Jurgen was born into the cultural hot-house of postwar Hamburg in 1941, and trained at its illustrious art-school. When in 1960, an unknown Beatles came to play in residence at a club in the town's red-light district, they were befriended by this gifted young photographer, and his 'Existentialist' colleagues Astrid Kirchherr and Klaus Voormann: the creative spark that flared between those two groups was to transform a generation. Jurgen began by turning the very precise images he would formulate in his mind into the photographs which many (The Beatles included) believe defined the band's early, rocker incarnation. His most famous Beatle image is the cover of Lennon's 1975 Rock'nRoll album.

 


In 1961, Jurgen moved to Paris to work as assistant to the famous photographer and director William Klein, and found himself a part of the city's influential rive gauche community. In September of that year John Lennon and Paul McCartney came to visit him there. It proved to be a very influential week. They bought themselves many of the fashionable clothes he was sporting, and it was there that John and Paul asked Jurgen to cut their hair like his own, and it was he - in his Montparnasse hotel-room - who turned their hairstyles into what became famous worldwide as the 'Beatle cut'.

During the early Sixties, Jurgen worked for Klein as a fashion photographer. For himself, however, he made studies of the street youth and the environment of their lives, to serious acclaim. Pictures he took of Nureyev, his first 'celebrity', in 1966 are considered by many to be best taken of dancer-artist. By the late Sixties, Jurgen was a stills photographer on European movie sets. Already he was working with the famous director Alain Resnais; and amongst his subjects were Catherine Deneuve and Yves Montand.

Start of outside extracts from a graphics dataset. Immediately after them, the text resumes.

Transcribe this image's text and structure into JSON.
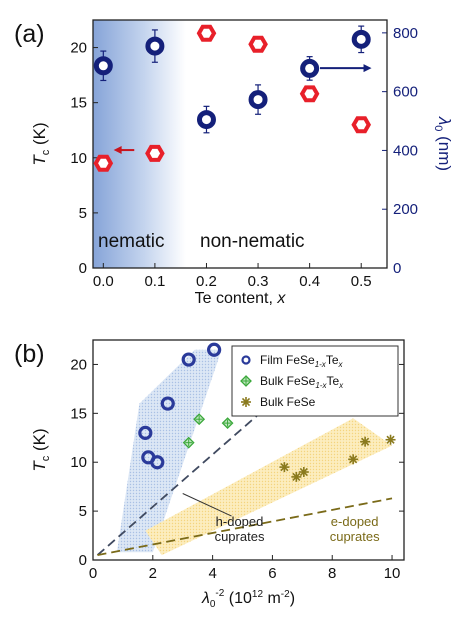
{
  "chart_data": [
    {
      "panel_label": "(a)",
      "type": "scatter",
      "xlabel_text": "Te content, ",
      "xlabel_var": "x",
      "ylabel_left_var": "T",
      "ylabel_left_sub": "c",
      "ylabel_left_unit": " (K)",
      "ylabel_right_var": "λ",
      "ylabel_right_sub": "0",
      "ylabel_right_unit": " (nm)",
      "xlim": [
        -0.02,
        0.55
      ],
      "ylim_left": [
        0,
        22.5
      ],
      "ylim_right": [
        0,
        843.75
      ],
      "xticks": [
        0.0,
        0.1,
        0.2,
        0.3,
        0.4,
        0.5
      ],
      "xtick_labels": [
        "0.0",
        "0.1",
        "0.2",
        "0.3",
        "0.4",
        "0.5"
      ],
      "yticks_left": [
        0,
        5,
        10,
        15,
        20
      ],
      "yticks_right": [
        0,
        200,
        400,
        600,
        800
      ],
      "region_labels": {
        "left": "nematic",
        "right": "non-nematic"
      },
      "shaded_region_x": [
        -0.02,
        0.16
      ],
      "series": [
        {
          "axis": "left",
          "marker": "hexagon",
          "color": "#e8202a",
          "x": [
            0.0,
            0.1,
            0.2,
            0.3,
            0.4,
            0.5
          ],
          "y": [
            9.5,
            10.4,
            21.3,
            20.3,
            15.8,
            13.0
          ]
        },
        {
          "axis": "right",
          "marker": "circle",
          "color": "#14207a",
          "x": [
            0.0,
            0.1,
            0.2,
            0.3,
            0.4,
            0.5
          ],
          "y": [
            688,
            755,
            505,
            573,
            679,
            778
          ],
          "err": [
            50,
            55,
            45,
            50,
            40,
            45
          ]
        }
      ],
      "arrows": [
        {
          "color": "#c8141e",
          "from": [
            0.06,
            10.7
          ],
          "to": [
            0.02,
            10.7
          ]
        },
        {
          "color": "#14207a",
          "from": [
            0.42,
            680
          ],
          "to": [
            0.52,
            680
          ]
        }
      ]
    },
    {
      "panel_label": "(b)",
      "type": "scatter",
      "xlabel_var": "λ",
      "xlabel_sub": "0",
      "xlabel_sup": "-2",
      "xlabel_unit": " (10",
      "xlabel_unit_sup": "12",
      "xlabel_unit_end": " m",
      "xlabel_unit_sup2": "-2",
      "xlabel_close": ")",
      "ylabel_var": "T",
      "ylabel_sub": "c",
      "ylabel_unit": " (K)",
      "xlim": [
        0,
        10.4
      ],
      "ylim": [
        0,
        22.5
      ],
      "xticks": [
        0,
        2,
        4,
        6,
        8,
        10
      ],
      "yticks": [
        0,
        5,
        10,
        15,
        20
      ],
      "series": [
        {
          "legend_prefix": "Film FeSe",
          "legend_sub": "1-x",
          "legend_mid": "Te",
          "legend_sub2": "x",
          "marker": "open-circle",
          "color": "#2a3a9a",
          "x": [
            1.75,
            1.85,
            2.15,
            2.5,
            3.2,
            4.05
          ],
          "y": [
            13.0,
            10.5,
            10.0,
            16.0,
            20.5,
            21.5
          ]
        },
        {
          "legend_prefix": "Bulk FeSe",
          "legend_sub": "1-x",
          "legend_mid": "Te",
          "legend_sub2": "x",
          "marker": "diamond",
          "color": "#3aa83a",
          "x": [
            3.2,
            3.55,
            4.5
          ],
          "y": [
            12.0,
            14.4,
            14.0
          ]
        },
        {
          "legend_prefix": "Bulk FeSe",
          "marker": "asterisk",
          "color": "#8a7a1e",
          "x": [
            6.4,
            6.8,
            7.05,
            8.7,
            9.1,
            9.95
          ],
          "y": [
            9.5,
            8.5,
            9.0,
            10.3,
            12.1,
            12.3
          ]
        }
      ],
      "lines": [
        {
          "style": "dashed",
          "color": "#404a60",
          "x": [
            0.15,
            5.8
          ],
          "y": [
            0.5,
            15.6
          ]
        },
        {
          "style": "dashed",
          "color": "#7a6a18",
          "x": [
            0.15,
            10.0
          ],
          "y": [
            0.5,
            6.3
          ]
        }
      ],
      "bands": [
        {
          "color": "#c2d6ec",
          "points": [
            [
              0.8,
              0.8
            ],
            [
              2.0,
              0.8
            ],
            [
              4.3,
              21.5
            ],
            [
              3.4,
              21.5
            ],
            [
              1.55,
              16.0
            ]
          ]
        },
        {
          "color": "#fbe6a6",
          "points": [
            [
              1.75,
              3.0
            ],
            [
              8.7,
              14.5
            ],
            [
              10.0,
              11.7
            ],
            [
              2.3,
              0.5
            ]
          ]
        }
      ],
      "annotations": [
        {
          "lines": [
            "h-doped",
            "cuprates"
          ],
          "color": "#222222",
          "x": 4.9,
          "y": 2.45,
          "pointer_to": [
            3.0,
            6.8
          ]
        },
        {
          "lines": [
            "e-doped",
            "cuprates"
          ],
          "color": "#7a6a18",
          "x": 8.75,
          "y": 2.45
        }
      ]
    }
  ]
}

On a film shoot in New York in 1971, Jurgen fell in love with the city and did not return to Europe with the film crew. He became a still photographer on America's East Coast, and stayed in vibrant New York for some years, making his name in the Eighties and Nineties as one of the most highly sought-after film-star and movie- still photographers.

Jurgen moved to Hollywood in 1988, there becoming a regular under directors ranging from Francis Coppola and Barry Levinson to Roman Polanski, Lawrence Kastan and Norman Jewison. His images are instantly recognizable throughout the world. His iconographic photos rank among them studies of Arnold Schwartzenegger, Madonna, Barbra Streisand, Nastassja Kinski, Jeanne Moreau, Robert Redford, Isabella Adjani, Dirk Bogarde, William Burroughs and John Travolta. His photos are always front-of-house material.